La bara viene richiusa, la maglia biancorossa della squadra di calcio in cui giocava e la sciarpa della Roma la ricoprono. A spalle viene portata nell’auto, volano i palloncini azzurri, la folla applaude prima di accodarsi per l’ultima passeggiata con Davide nel rione, fermata obbligatoria la sala giochi che frequentava, prima della sepoltura nel cimitero di Fuorigrotta. Gli amici dal sagrato della chiesa leggono al microfono la loro personale lettera all’amico: calcio, biliardo, ragazze, discoteca, la vita di un sedicenne racchiusa in poche battute, poche ma talmente dolorose da non riuscire a leggerle se non dopo aver fatto sfogare le lacrime. «Era un bravo ragazzo, dovete scriverlo» ti dicono le mamme degli amici, occhi rossi e tanta rabbia. La zia racconta: «Io vivo a via Marina, pure è una zona popolare ma è meglio di qua. Qui non c’è niente».

Ma di che è fatto il niente del Rione Traiano? «Ci sarebbero le condizioni per vivere bene. Palazzine basse, viali, giardini. Negli anni ’60 ci vivevano prevalentemente le famiglie dei lavoratori della vicina Italsider di Bagnoli. Gente splendida, con una cultura operaia. La chiusura dell’impianto, la mancanza di lavoro e, soprattutto, gli ultimi cinque anni di crisi hanno fatto sprofondare il quartiere nella povertà estrema. È chiaro che così lo spaccio diventa l’unica possibilità: tre notti di lavoro sono uno stipendio. I clienti vengono da Fuorigrotta, Posillipo, il Vomero. È più vicino e più sicuro di Scampia» racconta Angelica Viola della cooperativa L’Orsa maggiore, che lavora con i ragazzi della zona dagli otto ai sedici anni. Hanno cominciato venti anni fa, la famiglia Bifolco la conoscono bene. I loro principali progetti sono l’educazione sul territorio e il tutoraggio per le mamme giovani. «Dalla primavera a oggi sono almeno sei i ragazzi sotto i trent’anni morti per i motivi più svariati. Le istituzioni sono assenti e non intendo le forze dell’ordine ma quel tessuto che dovrebbe dare un esempio positivo. Perché per rendere le strade sicure non ci vogliono i recinti ma interventi coordinati tra municipalità, terzo settore e cittadini che facciano da contrasto a povertà, dispersione scolastica e marginalizzazione».

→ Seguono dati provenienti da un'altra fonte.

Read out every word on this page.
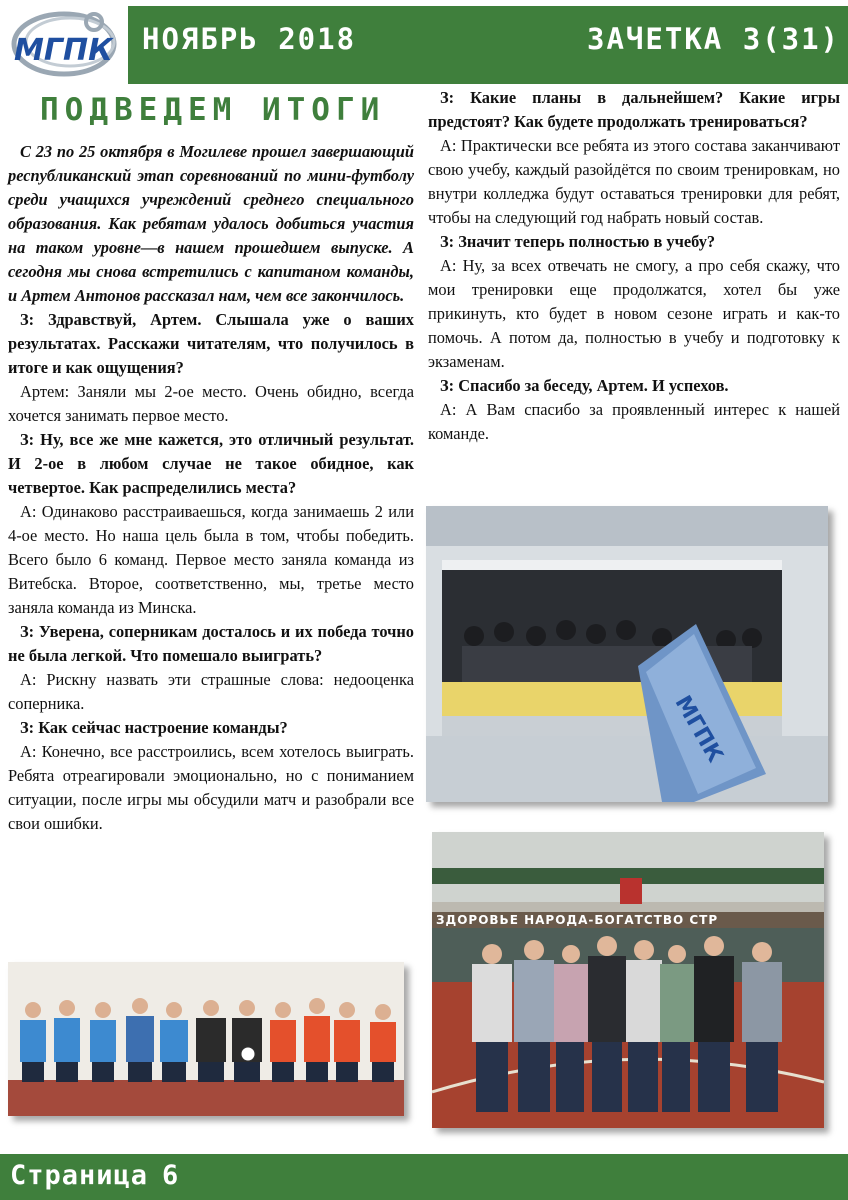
МГПК НОЯБРЬ 2018	ЗАЧЕТКА 3(31)
ПОДВЕДЕМ ИТОГИ

С 23 по 25 октября в Могилеве прошел завершающий республиканский этап соревнований по мини-футболу среди учащихся учреждений среднего специального образования. Как ребятам удалось добиться участия на таком уровне—в нашем прошедшем выпуске. А сегодня мы снова встретились с капитаном команды, и Артем Антонов рассказал нам, чем все закончилось.

З: Здравствуй, Артем. Слышала уже о ваших результатах. Расскажи читателям, что получилось в итоге и как ощущения?

Артем: Заняли мы 2-ое место. Очень обидно, всегда хочется занимать первое место.

З: Ну, все же мне кажется, это отличный результат. И 2-ое в любом случае не такое обидное, как четвертое. Как распределились места?

А: Одинаково расстраиваешься, когда занимаешь 2 или 4-ое место. Но наша цель была в том, чтобы победить. Всего было 6 команд. Первое место заняла команда из Витебска. Второе, соответственно, мы, третье место заняла команда из Минска.

З: Уверена, соперникам досталось и их победа точно не была легкой. Что помешало выиграть?

А: Рискну назвать эти страшные слова: недооценка соперника.

З: Как сейчас настроение команды?

А: Конечно, все расстроились, всем хотелось выиграть. Ребята отреагировали эмоционально, но с пониманием ситуации, после игры мы обсудили матч и разобрали все свои ошибки.

З: Какие планы в дальнейшем? Какие игры предстоят? Как будете продолжать тренироваться?

А: Практически все ребята из этого состава заканчивают свою учебу, каждый разойдётся по своим тренировкам, но внутри колледжа будут оставаться тренировки для ребят, чтобы на следующий год набрать новый состав.

З: Значит теперь полностью в учебу?

А: Ну, за всех отвечать не смогу, а про себя скажу, что мои тренировки еще продолжатся, хотел бы уже прикинуть, кто будет в новом сезоне играть и как-то помочь. А потом да, полностью в учебу и подготовку к экзаменам.

З: Спасибо за беседу, Артем. И успехов.

А: А Вам спасибо за проявленный интерес к нашей команде.

МГПК
ЗДОРОВЬЕ НАРОДА-БОГАТСТВО СТР
Страница 6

Negli ultimi cinque anni la Campania ha subito un taglio di 100milioni alla legge 328 che regola le politiche sociali: «Negli anni 90 gli interventi erano inseriti in una cornice coerente, che assicurava un risultato – conclude Angelica. Oggi abbiamo finanziamenti spot e saltuari, nessun investimento nel capitale umano. Nel rione ci sono due licei e un istituto tecnico ma le scuole superiori in tutta la zona ovest sono poche e disperse, nessuna a Pianura. I ragazzi che continuano gli studi dopo le medie sono pochi e hanno alle spalle famiglie molto determinate. Per gli altri c’è il richiamo della strada. In venti anni una storia terribile come quella di Davide non era mai successa, si rischia che diventi un detonatore sociale e non c’è alcuna base su cui ricucire lo strappo terribile che si è prodotto.